The two of them got Rob’s blanket unrolled and wrapped about her, as best they could for the whipping of the gale, and then half carried her along, while she tried bravely to stop her hysterical sobbing.
The gale was now a perfect fury. It must have been blowing seventy miles an hour, and the contact of this north wind with the warmer cloud bank from the south was making a perfect hurricane vortex of half frozen vapor around these high summits. Everybody was exhausted with fighting against it, and chilled with cold. Mr. Rogers and Art, however, kept shouting back encouragement as each fresh cairn was picked up, and as Mr. Rogers knew the trail, and they had a map and compass, there were only a few delays while he or Art prospected ahead at blind spots. Alternately lying on their faces on the frozen, wet rocks to get their breaths, and pushing on into the gale, they struggled ahead for what seemed hours. Actually it was only half an hour. Half an hour to go 440 yards!

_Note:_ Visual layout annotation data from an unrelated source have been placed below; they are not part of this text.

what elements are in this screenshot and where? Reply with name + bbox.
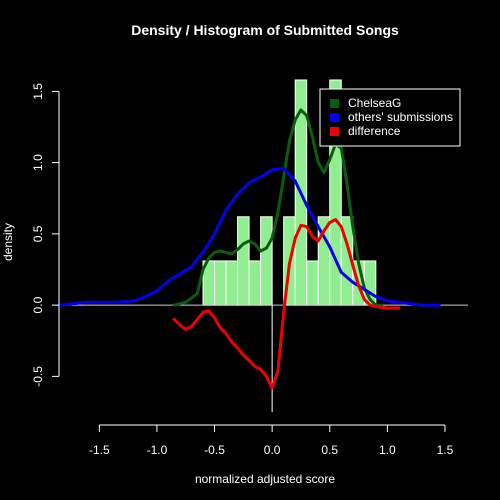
others-submissions-density-curve [57,166,441,307]
difference-density-curve [172,218,401,390]
y-tick-label: 0.5 [31,225,45,242]
histogram-bar-9 [306,260,319,306]
legend-swatch [330,127,339,136]
x-tick-label: -0.5 [204,443,225,457]
legend-label: difference [348,124,401,138]
reference-lines [59,304,468,412]
chelseag-density-curve [172,108,384,307]
histogram-bar-2 [214,260,227,306]
legend-label: others' submissions [348,110,453,124]
histogram-bar-3 [225,260,239,306]
histogram-bar-4 [237,216,250,306]
legend-label: ChelseaG [348,96,401,110]
x-tick-label: 0.5 [321,443,338,457]
y-tick-label: 0.0 [31,296,45,313]
x-tick-label: -1.5 [89,443,110,457]
y-tick-label: -0.5 [31,366,45,387]
density-curves [57,108,441,390]
x-tick-label: 1.5 [437,443,454,457]
x-tick-label: -1.0 [147,443,168,457]
y-tick-label: 1.0 [31,154,45,171]
histogram-bar-6 [260,216,273,306]
y-axis-label: density [1,223,15,261]
legend-swatch [330,99,339,108]
x-axis: -1.5 -1.0 -0.5 0.0 0.5 1.0 1.5 [89,424,454,457]
chart-title: Density / Histogram of Submitted Songs [131,22,399,38]
legend-swatch [330,113,339,122]
x-tick-label: 0.0 [264,443,281,457]
legend-box [319,88,461,147]
x-axis-label: normalized adjusted score [195,472,335,486]
histogram-bar-5 [248,260,262,306]
y-axis: -0.5 0.0 0.5 1.0 1.5 [31,83,60,387]
y-tick-label: 1.5 [31,83,45,100]
x-tick-label: 1.0 [379,443,396,457]
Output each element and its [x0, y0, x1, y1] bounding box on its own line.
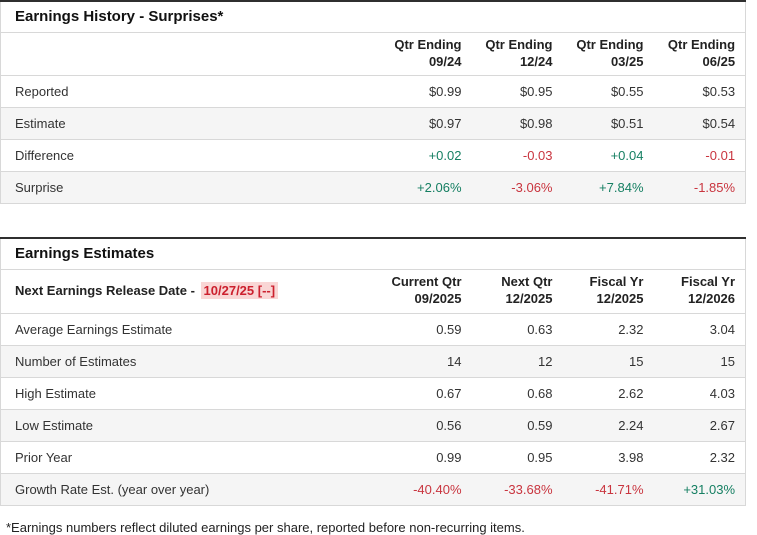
- col-header-line1: Fiscal Yr: [681, 274, 736, 290]
- col-header-qtr-0924: Qtr Ending 09/24: [380, 32, 472, 77]
- table-title-row: Earnings Estimates: [0, 238, 746, 271]
- cell-value: 0.99: [380, 441, 472, 474]
- earnings-estimates-table: Earnings Estimates Next Earnings Release…: [0, 237, 747, 506]
- cell-value: 2.62: [562, 377, 654, 410]
- col-header-line2: 09/24: [428, 53, 462, 69]
- cell-value: -3.06%: [511, 180, 553, 196]
- cell-value: 2.24: [562, 409, 654, 442]
- row-label: Prior Year: [0, 441, 381, 474]
- col-header-line1: Next Qtr: [501, 274, 553, 290]
- table-row-reported: Reported $0.99 $0.95 $0.55 $0.53: [0, 75, 746, 109]
- cell-value: +7.84%: [599, 180, 644, 196]
- cell-value: 4.03: [653, 377, 746, 410]
- col-header-line2: 12/2026: [688, 290, 736, 306]
- row-label: Estimate: [0, 107, 381, 141]
- row-label: Low Estimate: [0, 409, 381, 442]
- row-label: Number of Estimates: [0, 345, 381, 378]
- cell-value: 2.32: [653, 441, 746, 474]
- table-row-number-of-estimates: Number of Estimates 14 12 15 15: [0, 345, 746, 378]
- earnings-history-title: Earnings History - Surprises*: [0, 1, 746, 33]
- cell-value: 3.04: [653, 313, 746, 346]
- col-header-line2: 06/25: [702, 53, 736, 69]
- cell-value: 0.59: [380, 313, 472, 346]
- col-header-fiscal-yr-2026: Fiscal Yr 12/2026: [653, 269, 746, 314]
- table-row-surprise: Surprise +2.06% -3.06% +7.84% -1.85%: [0, 171, 746, 204]
- table-row-high-estimate: High Estimate 0.67 0.68 2.62 4.03: [0, 377, 746, 410]
- table-row-growth-rate-est: Growth Rate Est. (year over year) -40.40…: [0, 473, 746, 505]
- col-header-line2: 12/24: [519, 53, 553, 69]
- table-row-average-earnings-estimate: Average Earnings Estimate 0.59 0.63 2.32…: [0, 313, 746, 346]
- row-label: Growth Rate Est. (year over year): [15, 481, 210, 497]
- cell-value: 0.59: [471, 409, 563, 442]
- col-header-qtr-1224: Qtr Ending 12/24: [471, 32, 563, 77]
- cell-value: 0.67: [380, 377, 472, 410]
- earnings-footnote: *Earnings numbers reflect diluted earnin…: [6, 519, 525, 535]
- release-date-value: 10/27/25 [--]: [200, 281, 279, 299]
- col-header-line1: Fiscal Yr: [589, 274, 644, 290]
- col-header-next-qtr: Next Qtr 12/2025: [471, 269, 563, 314]
- cell-value: -1.85%: [693, 180, 736, 196]
- earnings-history-table: Earnings History - Surprises* Qtr Ending…: [0, 0, 747, 205]
- cell-value: $0.99: [380, 75, 472, 109]
- table-title-row: Earnings History - Surprises*: [0, 1, 746, 33]
- cell-value: 15: [562, 345, 654, 378]
- table-row-prior-year: Prior Year 0.99 0.95 3.98 2.32: [0, 441, 746, 474]
- col-header-qtr-0325: Qtr Ending 03/25: [562, 32, 654, 77]
- col-header-line1: Qtr Ending: [485, 37, 553, 52]
- cell-value: $0.95: [471, 75, 563, 109]
- cell-value: -41.71%: [595, 481, 644, 497]
- col-header-fiscal-yr-2025: Fiscal Yr 12/2025: [562, 269, 654, 314]
- col-header-line2: 03/25: [610, 53, 644, 69]
- col-header-line1: Qtr Ending: [576, 37, 644, 52]
- cell-value: 0.56: [380, 409, 472, 442]
- next-earnings-release-date: Next Earnings Release Date - 10/27/25 [-…: [0, 269, 381, 314]
- row-label: High Estimate: [0, 377, 381, 410]
- cell-value: $0.98: [471, 107, 563, 141]
- cell-value: +2.06%: [417, 180, 462, 196]
- cell-value: $0.97: [380, 107, 472, 141]
- cell-value: +0.04: [562, 139, 654, 173]
- row-label: Difference: [0, 139, 381, 173]
- cell-value: 2.67: [653, 409, 746, 442]
- cell-value: -33.68%: [504, 481, 553, 497]
- col-header-line1: Qtr Ending: [394, 37, 462, 52]
- column-header-row: Next Earnings Release Date - 10/27/25 [-…: [0, 269, 746, 314]
- cell-value: -0.01: [653, 139, 746, 173]
- cell-value: 2.32: [562, 313, 654, 346]
- table-row-low-estimate: Low Estimate 0.56 0.59 2.24 2.67: [0, 409, 746, 442]
- cell-value: 3.98: [562, 441, 654, 474]
- cell-value: 0.63: [471, 313, 563, 346]
- table-row-estimate: Estimate $0.97 $0.98 $0.51 $0.54: [0, 107, 746, 141]
- cell-value: -40.40%: [413, 481, 462, 497]
- corner-cell: [0, 32, 381, 77]
- cell-value: -0.03: [471, 139, 563, 173]
- col-header-line1: Qtr Ending: [667, 37, 736, 52]
- earnings-estimates-title: Earnings Estimates: [0, 238, 746, 271]
- cell-value: +0.02: [380, 139, 472, 173]
- row-label: Surprise: [15, 180, 64, 196]
- cell-value: $0.54: [653, 107, 746, 141]
- table-row-difference: Difference +0.02 -0.03 +0.04 -0.01: [0, 139, 746, 173]
- col-header-line2: 09/2025: [414, 290, 462, 306]
- release-date-label: Next Earnings Release Date -: [15, 282, 199, 298]
- col-header-line2: 12/2025: [505, 290, 553, 306]
- cell-value: $0.51: [562, 107, 654, 141]
- col-header-line1: Current Qtr: [391, 274, 462, 290]
- column-header-row: Qtr Ending 09/24 Qtr Ending 12/24 Qtr Endi…: [0, 32, 746, 77]
- col-header-line2: 12/2025: [596, 290, 644, 306]
- cell-value: 12: [471, 345, 563, 378]
- row-label: Average Earnings Estimate: [0, 313, 381, 346]
- cell-value: +31.03%: [683, 481, 736, 497]
- cell-value: 14: [380, 345, 472, 378]
- col-header-current-qtr: Current Qtr 09/2025: [380, 269, 472, 314]
- cell-value: $0.53: [653, 75, 746, 109]
- row-label: Reported: [0, 75, 381, 109]
- col-header-qtr-0625: Qtr Ending 06/25: [653, 32, 746, 77]
- cell-value: 15: [653, 345, 746, 378]
- cell-value: $0.55: [562, 75, 654, 109]
- cell-value: 0.95: [471, 441, 563, 474]
- cell-value: 0.68: [471, 377, 563, 410]
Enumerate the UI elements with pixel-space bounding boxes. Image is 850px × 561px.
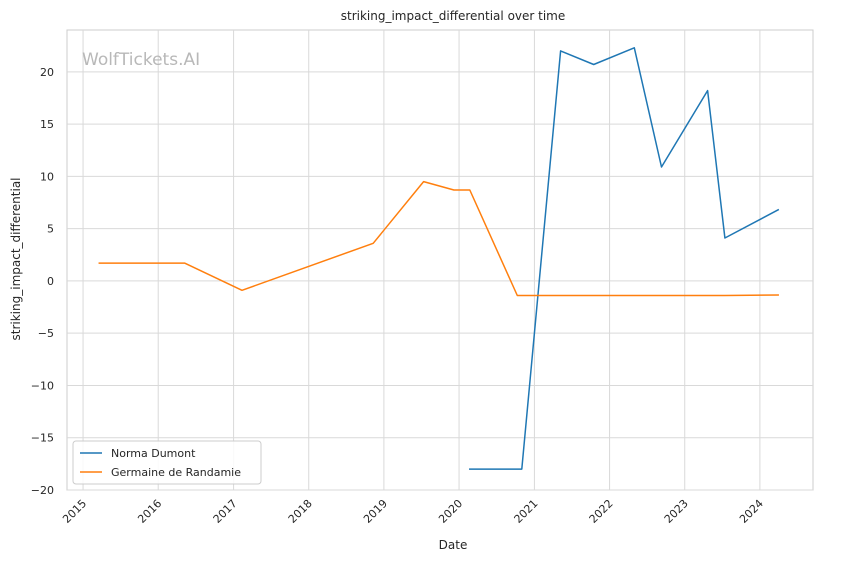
x-axis-title: Date <box>439 538 468 552</box>
y-axis-tick-labels: −20 −15 −10 −5 0 5 10 15 20 <box>31 66 54 497</box>
chart-title: striking_impact_differential over time <box>341 9 566 23</box>
y-tick-label: 0 <box>47 275 54 288</box>
plot-area: WolfTickets.AI <box>66 29 814 491</box>
watermark-text: WolfTickets.AI <box>82 50 200 70</box>
legend-box <box>72 440 262 485</box>
y-tick-label: 5 <box>47 223 54 236</box>
y-axis-title: striking_impact_differential <box>9 177 23 340</box>
series-lines <box>98 47 780 470</box>
grid-horizontal <box>67 71 813 491</box>
grid-vertical <box>82 30 761 490</box>
y-tick-label: −10 <box>31 379 54 392</box>
y-tick-label: 15 <box>40 118 54 131</box>
plot-frame <box>66 29 814 491</box>
series-line-1 <box>98 180 779 297</box>
y-tick-label: −20 <box>31 484 54 497</box>
legend-label: Germaine de Randamie <box>111 466 241 479</box>
legend: Norma Dumont Germaine de Randamie <box>72 440 262 485</box>
y-tick-label: −5 <box>38 327 54 340</box>
legend-items: Norma Dumont Germaine de Randamie <box>80 447 241 479</box>
series-line-0 <box>469 47 780 470</box>
legend-label: Norma Dumont <box>111 447 196 460</box>
y-tick-label: 10 <box>40 170 54 183</box>
y-tick-label: −15 <box>31 432 54 445</box>
y-tick-label: 20 <box>40 66 54 79</box>
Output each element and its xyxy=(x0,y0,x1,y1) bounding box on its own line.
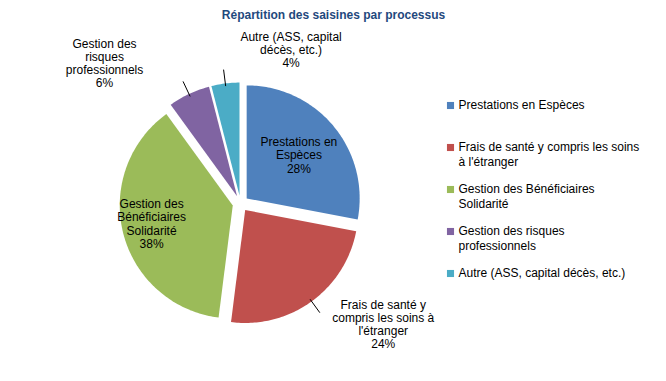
svg-text:Frais de santé y compris les s: Frais de santé y compris les soinsà l'ét… xyxy=(459,140,640,169)
svg-text:Gestion desBénéficiairesSolida: Gestion desBénéficiairesSolidarité38% xyxy=(117,197,186,251)
svg-text:Frais de santé ycompris les so: Frais de santé ycompris les soins àl'étr… xyxy=(332,298,434,352)
svg-text:Prestations en Espèces: Prestations en Espèces xyxy=(459,98,585,112)
svg-text:Gestion des BénéficiairesSolid: Gestion des BénéficiairesSolidarité xyxy=(459,182,595,211)
svg-text:Gestion desrisquesprofessionne: Gestion desrisquesprofessionnels6% xyxy=(66,37,143,91)
svg-text:Répartition des saisines par p: Répartition des saisines par processus xyxy=(222,8,446,22)
svg-text:Gestion des risquesprofessionn: Gestion des risquesprofessionnels xyxy=(459,224,565,253)
svg-text:Autre (ASS, capitaldécès, etc.: Autre (ASS, capitaldécès, etc.)4% xyxy=(240,30,341,70)
svg-text:Autre (ASS, capital décès, etc: Autre (ASS, capital décès, etc.) xyxy=(459,266,626,280)
svg-text:Prestations enEspèces28%: Prestations enEspèces28% xyxy=(261,135,338,175)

Suddenly, out of the vapor, not twenty-five feet ahead of them, loomed a small, gray shanty.
“Hoorah!” cried Art and Mr. Rogers. “The hut!”
CHAPTER XI
To the Summit, Safe at Last
They dashed to it, and opened the door. The hut was a tiny affair, with a lean-to roof. It faced to the south, with a door so narrow a stout person could barely squeeze in, and one tiny window. It would hold about six people without undue crowding—and here were eight!
“Peanut’s only half a one,” said Art, cracking the first joke since the storm began.
Into the hut, however, all eight of them crowded. Inside, they found two or three blankets hung on a string, and nothing else except a sign forbidding its use in any save cases of emergency.